At Lincoln, William met his future wife, Maria Louisa Bustill from Philadelphia. They were married in 1878 while William was excelling in his divinity studies, particularly in ancient languages. The couple were soon working together on Robeson’s sermons and she was selflessly involved in many civic affairs and community activities.

They moved to Princeton, N.J., where William was the pastor of the Witherspoon Church, and as he developed the church into a bastion of success and certitude, his uncompromising sermons often unnerved the white community.

Never one to concede an inch of his respectability, he was often at odds with the white members of his church. They were even more riled when they learned of his brash demands on Woodrow Wilson, the president of Princeton University. When his son Bill was denied entry to the school because of his race, William prevailed on the president to allow him to enroll. It was often rumored, according to Paul Robeson, that his father’s audacity cost him the pastorate at the wealthy white Presbyterian Church.

On Jan. 27, 1901, William preached his last sermon at Witherspoon. In the sermon he made no direct reference to his dismissal, but he intimated that it had something to do with his fight for equal justice and fair treatment. With his removal as pastor, the family also had to vacate the church’s parsonage, relocating nearby on Green Street. In his autobiography, Paul Robeson wrote that his father “was still the dignified Reverend Robeson to the community … And not once did he complain about the poverty and misfortune of those years. … He got a horse and wagon and began to earn a living hauling ashes.” He also earned additional money as a hack and a coachman, driving students around town and on trips to the seashore.

In 1904, tragedy struck the Robeson family when Maria, now nearly blind, was severely burned when hot coals from a tilted stove shot flames through the room and engulfed her. She lived long enough to say farewell to her husband after he returned from a business trip. Now it was left to William and the children to bide by themselves, and very early Paul Robeson learned the responsibilities of an adult.

This time was also when father and son grew closer, and Paul Robeson especially relished those moments by his father’s side during church meetings and various affairs.

William pushed his son relentlessly to excel in education. It is not often understood the extent to which William taught Paul his first lessons in math, languages, music, art, theology and oratory, in all of which he would later be triumphant.

By 1907, the Robeson family had cut its ties to Witherspoon church, and now Rev. Robeson, as he was known throughout the community and beyond, switched to the African Methodist Episcopal Zion domination. In Westfield, N.J., with a small but devoted congregation, William and his sons began building their own church.
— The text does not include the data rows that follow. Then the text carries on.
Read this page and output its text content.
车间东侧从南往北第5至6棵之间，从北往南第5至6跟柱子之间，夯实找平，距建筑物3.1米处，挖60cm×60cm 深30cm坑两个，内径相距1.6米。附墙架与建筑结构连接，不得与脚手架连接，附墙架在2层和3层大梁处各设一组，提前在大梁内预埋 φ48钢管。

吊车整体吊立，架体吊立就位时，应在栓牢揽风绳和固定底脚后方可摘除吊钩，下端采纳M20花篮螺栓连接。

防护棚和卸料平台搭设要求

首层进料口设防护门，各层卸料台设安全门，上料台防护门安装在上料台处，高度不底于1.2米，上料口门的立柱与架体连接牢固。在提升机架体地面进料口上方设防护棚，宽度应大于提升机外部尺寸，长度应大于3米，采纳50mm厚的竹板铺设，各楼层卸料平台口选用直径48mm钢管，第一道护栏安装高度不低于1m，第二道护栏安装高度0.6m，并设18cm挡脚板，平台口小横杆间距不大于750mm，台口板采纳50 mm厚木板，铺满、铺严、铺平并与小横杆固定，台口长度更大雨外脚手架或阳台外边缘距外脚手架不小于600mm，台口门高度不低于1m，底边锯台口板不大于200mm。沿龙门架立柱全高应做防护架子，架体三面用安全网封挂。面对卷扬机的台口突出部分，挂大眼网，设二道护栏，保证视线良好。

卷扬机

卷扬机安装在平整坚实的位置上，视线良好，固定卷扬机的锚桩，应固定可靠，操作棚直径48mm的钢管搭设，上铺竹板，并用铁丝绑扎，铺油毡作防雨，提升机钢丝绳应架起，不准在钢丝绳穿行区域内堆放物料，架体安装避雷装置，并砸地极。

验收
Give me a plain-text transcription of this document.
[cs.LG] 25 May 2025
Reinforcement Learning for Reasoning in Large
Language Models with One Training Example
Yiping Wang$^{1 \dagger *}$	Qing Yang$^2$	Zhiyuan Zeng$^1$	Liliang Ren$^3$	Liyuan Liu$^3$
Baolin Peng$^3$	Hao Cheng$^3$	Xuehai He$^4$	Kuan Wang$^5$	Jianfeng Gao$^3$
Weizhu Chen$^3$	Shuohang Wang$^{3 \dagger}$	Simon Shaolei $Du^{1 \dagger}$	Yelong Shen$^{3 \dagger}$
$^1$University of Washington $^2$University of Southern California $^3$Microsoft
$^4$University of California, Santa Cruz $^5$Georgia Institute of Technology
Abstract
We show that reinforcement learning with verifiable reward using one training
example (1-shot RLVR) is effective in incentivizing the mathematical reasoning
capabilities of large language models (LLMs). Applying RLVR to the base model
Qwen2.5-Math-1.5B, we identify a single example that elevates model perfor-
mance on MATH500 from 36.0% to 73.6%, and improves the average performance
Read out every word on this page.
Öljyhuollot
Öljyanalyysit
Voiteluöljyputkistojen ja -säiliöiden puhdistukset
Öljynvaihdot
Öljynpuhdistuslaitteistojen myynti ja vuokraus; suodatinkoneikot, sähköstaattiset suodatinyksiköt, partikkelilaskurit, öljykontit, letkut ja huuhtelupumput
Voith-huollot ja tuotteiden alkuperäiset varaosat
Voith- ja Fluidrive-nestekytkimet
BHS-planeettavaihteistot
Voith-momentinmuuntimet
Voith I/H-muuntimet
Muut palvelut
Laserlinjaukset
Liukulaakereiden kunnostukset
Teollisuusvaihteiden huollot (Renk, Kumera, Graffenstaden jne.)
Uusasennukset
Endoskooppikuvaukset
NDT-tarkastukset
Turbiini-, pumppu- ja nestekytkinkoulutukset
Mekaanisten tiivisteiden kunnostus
Three years later the AME Zion church hierarchy assigned the Rev. Robeson to pastor St. Thomas AME Zion Church in Somerville, N.J. Along with his church duties, the reverend was often Paul’s tutor in Latin and the classical languages, and his proficiency never diminished. Even though Paul Robeson, unlike his brother Ben, eschewed the pulpit, his father was pleased that Paul had earned a four-year scholarship to Rutgers. However, he would have been even more satisfied if Paul had been able to enter Princeton.

During Paul’s early years at Rutgers, his father payed close attention to his grades, and once forbade him to play basketball until his grades improved.

“William Drew had been ill for some time, but in characteristic fashion had suffered stoically in silence,” Paul Robeson Jr. wrote. “When he was certain he had little time left, he summoned Paul to help him for a few days to put his affairs in order. Then he dispatched him back to Rutgers, having decided to die alone at home. His final request was for Paul to participate in the upcoming Junior Oratorical Contest at Rutgers; he died three days before the event.”

That was May 17, 1918, in Somerville, and, by the way, Paul won the contest.